The museum, with its collection and model displays of the Battle of Barnet survives, fiercely defended by its supporters. Elsewhere in the borough, the battle continues.

They shut Friern Barnet library, our Tory councillors - no, not shut it, stole it, like the book thief taking the book from countless generations of children -stole a library built with money from the Carnegie Foundation in an age where philanthropy was a duty, and a privilege, torn away and lined up for development as a mini supermarket or block of flats.

 They tried, but they were stopped in their tracks by the sheer force of will of local residents, campaigners and occupiers, who took back into their possession something which was theirs all along. 

Our libraries, our public places, our public services, these things belong to us already: our elected representatives have no right to take them away, or give them to others to make profit from, at our expense.

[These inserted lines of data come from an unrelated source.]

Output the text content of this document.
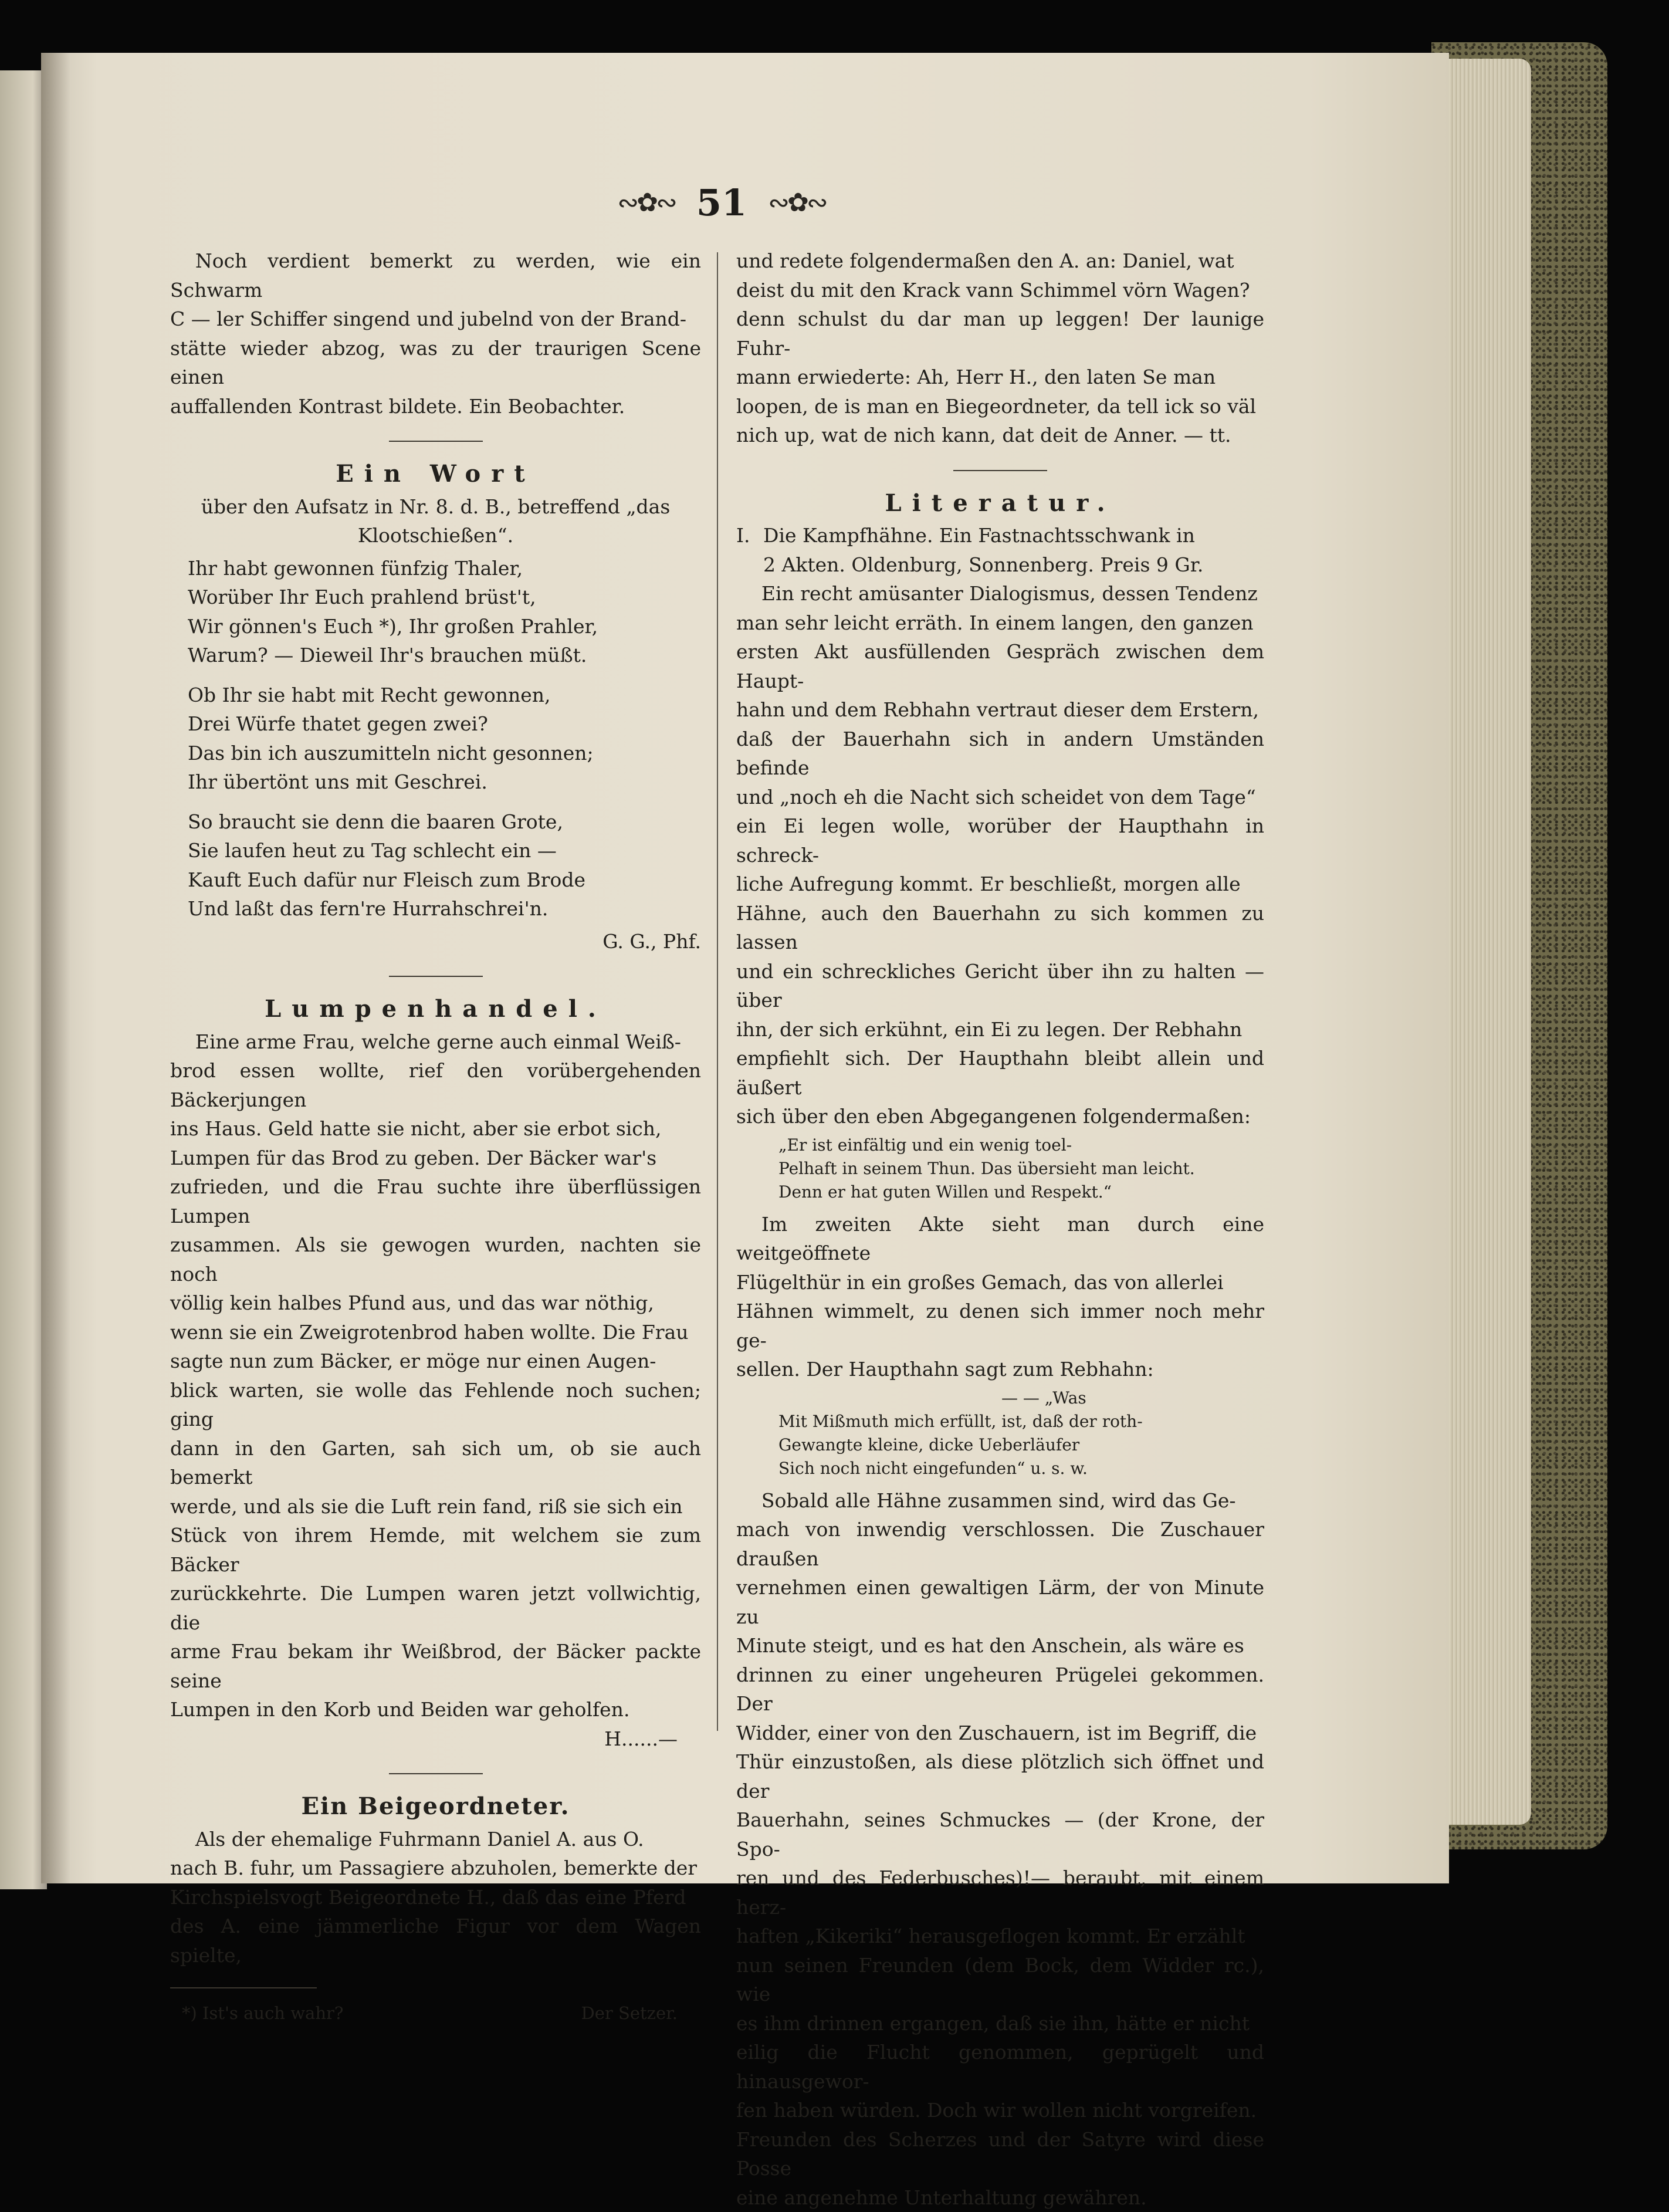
∾✿∾ 51 ∾✿∾

Noch verdient bemerkt zu werden, wie ein Schwarm

C — ler Schiffer singend und jubelnd von der Brand-

stätte wieder abzog, was zu der traurigen Scene einen

auffallenden Kontrast bildete. Ein Beobachter.

Ein Wort

über den Aufsatz in Nr. 8. d. B., betreffend „das

Klootschießen“.

Ihr habt gewonnen fünfzig Thaler,

Worüber Ihr Euch prahlend brüst't,

Wir gönnen's Euch *), Ihr großen Prahler,

Warum? — Dieweil Ihr's brauchen müßt.

Ob Ihr sie habt mit Recht gewonnen,

Drei Würfe thatet gegen zwei?

Das bin ich auszumitteln nicht gesonnen;

Ihr übertönt uns mit Geschrei.

So braucht sie denn die baaren Grote,

Sie laufen heut zu Tag schlecht ein —

Kauft Euch dafür nur Fleisch zum Brode

Und laßt das fern're Hurrahschrei'n.

G. G., Phf.

Lumpenhandel.

Eine arme Frau, welche gerne auch einmal Weiß-

brod essen wollte, rief den vorübergehenden Bäckerjungen

ins Haus. Geld hatte sie nicht, aber sie erbot sich,

Lumpen für das Brod zu geben. Der Bäcker war's

zufrieden, und die Frau suchte ihre überflüssigen Lumpen

zusammen. Als sie gewogen wurden, nachten sie noch

völlig kein halbes Pfund aus, und das war nöthig,

wenn sie ein Zweigrotenbrod haben wollte. Die Frau

sagte nun zum Bäcker, er möge nur einen Augen-

blick warten, sie wolle das Fehlende noch suchen; ging

dann in den Garten, sah sich um, ob sie auch bemerkt

werde, und als sie die Luft rein fand, riß sie sich ein

Stück von ihrem Hemde, mit welchem sie zum Bäcker

zurückkehrte. Die Lumpen waren jetzt vollwichtig, die

arme Frau bekam ihr Weißbrod, der Bäcker packte seine

Lumpen in den Korb und Beiden war geholfen.

H......—

Ein Beigeordneter.

Als der ehemalige Fuhrmann Daniel A. aus O.

nach B. fuhr, um Passagiere abzuholen, bemerkte der

Kirchspielsvogt Beigeordnete H., daß das eine Pferd

des A. eine jämmerliche Figur vor dem Wagen spielte,

*) Ist's auch wahr?	Der Setzer.

und redete folgendermaßen den A. an: Daniel, wat

deist du mit den Krack vann Schimmel vörn Wagen?

denn schulst du dar man up leggen! Der launige Fuhr-

mann erwiederte: Ah, Herr H., den laten Se man

loopen, de is man en Biegeordneter, da tell ick so väl

nich up, wat de nich kann, dat deit de Anner. — tt.

Literatur.

I. Die Kampfhähne. Ein Fastnachtsschwank in

2 Akten. Oldenburg, Sonnenberg. Preis 9 Gr.

Ein recht amüsanter Dialogismus, dessen Tendenz

man sehr leicht erräth. In einem langen, den ganzen

ersten Akt ausfüllenden Gespräch zwischen dem Haupt-

hahn und dem Rebhahn vertraut dieser dem Erstern,

daß der Bauerhahn sich in andern Umständen befinde

und „noch eh die Nacht sich scheidet von dem Tage“

ein Ei legen wolle, worüber der Haupthahn in schreck-

liche Aufregung kommt. Er beschließt, morgen alle

Hähne, auch den Bauerhahn zu sich kommen zu lassen

und ein schreckliches Gericht über ihn zu halten — über

ihn, der sich erkühnt, ein Ei zu legen. Der Rebhahn

empfiehlt sich. Der Haupthahn bleibt allein und äußert

sich über den eben Abgegangenen folgendermaßen:

„Er ist einfältig und ein wenig toel-

Pelhaft in seinem Thun. Das übersieht man leicht.

Denn er hat guten Willen und Respekt.“

Im zweiten Akte sieht man durch eine weitgeöffnete

Flügelthür in ein großes Gemach, das von allerlei

Hähnen wimmelt, zu denen sich immer noch mehr ge-

sellen. Der Haupthahn sagt zum Rebhahn:

— — „Was

Mit Mißmuth mich erfüllt, ist, daß der roth-

Gewangte kleine, dicke Ueberläufer

Sich noch nicht eingefunden“ u. s. w.

Sobald alle Hähne zusammen sind, wird das Ge-

mach von inwendig verschlossen. Die Zuschauer draußen

vernehmen einen gewaltigen Lärm, der von Minute zu

Minute steigt, und es hat den Anschein, als wäre es

drinnen zu einer ungeheuren Prügelei gekommen. Der

Widder, einer von den Zuschauern, ist im Begriff, die

Thür einzustoßen, als diese plötzlich sich öffnet und der

Bauerhahn, seines Schmuckes — (der Krone, der Spo-

ren und des Federbusches)!— beraubt, mit einem herz-

haften „Kikeriki“ herausgeflogen kommt. Er erzählt

nun seinen Freunden (dem Bock, dem Widder rc.), wie

es ihm drinnen ergangen, daß sie ihn, hätte er nicht

eilig die Flucht genommen, geprügelt und hinausgewor-

fen haben würden. Doch wir wollen nicht vorgreifen.

Freunden des Scherzes und der Satyre wird diese Posse

eine angenehme Unterhaltung gewähren.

Today's ceremonial reclamation was a triumph for the people of Friern Barnet, but not just for the people of Friern Barnet. 

As campaigner Maureen Ivens suggested, this story bears a message for the world beyond: libraries provide a way of bringing people together, and empowering them. People must be encouraged to fight for their public services: scrutinise the actions of your local councillors and hold them to account.
And as another speaker commented wrily today, local MP Margaret Thatcher famously remarked that there was no such thing as society: this campaign proves that that was a fallacious statement. 

Or, Mrs Angry thought to herself, perhaps the truth is this: the Tories would like to convince us that what has been created here in Friern Barnet is part of the Big Society. The Big Society, of course is one big lie, a cover for Coalition cuts

Here in Broken Barnet, temporarily at least, we lost a library. By default, and in the process of our resistence, we have discovered a community.

Stuck on one of the shelves at the back of the library, there is a small, hand written notice which reads: 

'Stand up for what you believe in, even if you are standing alone'.

The great strength, and the great joy, of the Barnet insurgency is this: we do not stand alone.

Friern Barnet People's Library, February 5th 2013.

This is what community looks like.

1 comment:

PatPending said...

Fantastic job done by all of the campaigners, to Pheonix & friends I say Bloody well done!
Now lets get this One Barnet crap booted out along with the idiots who conceived it.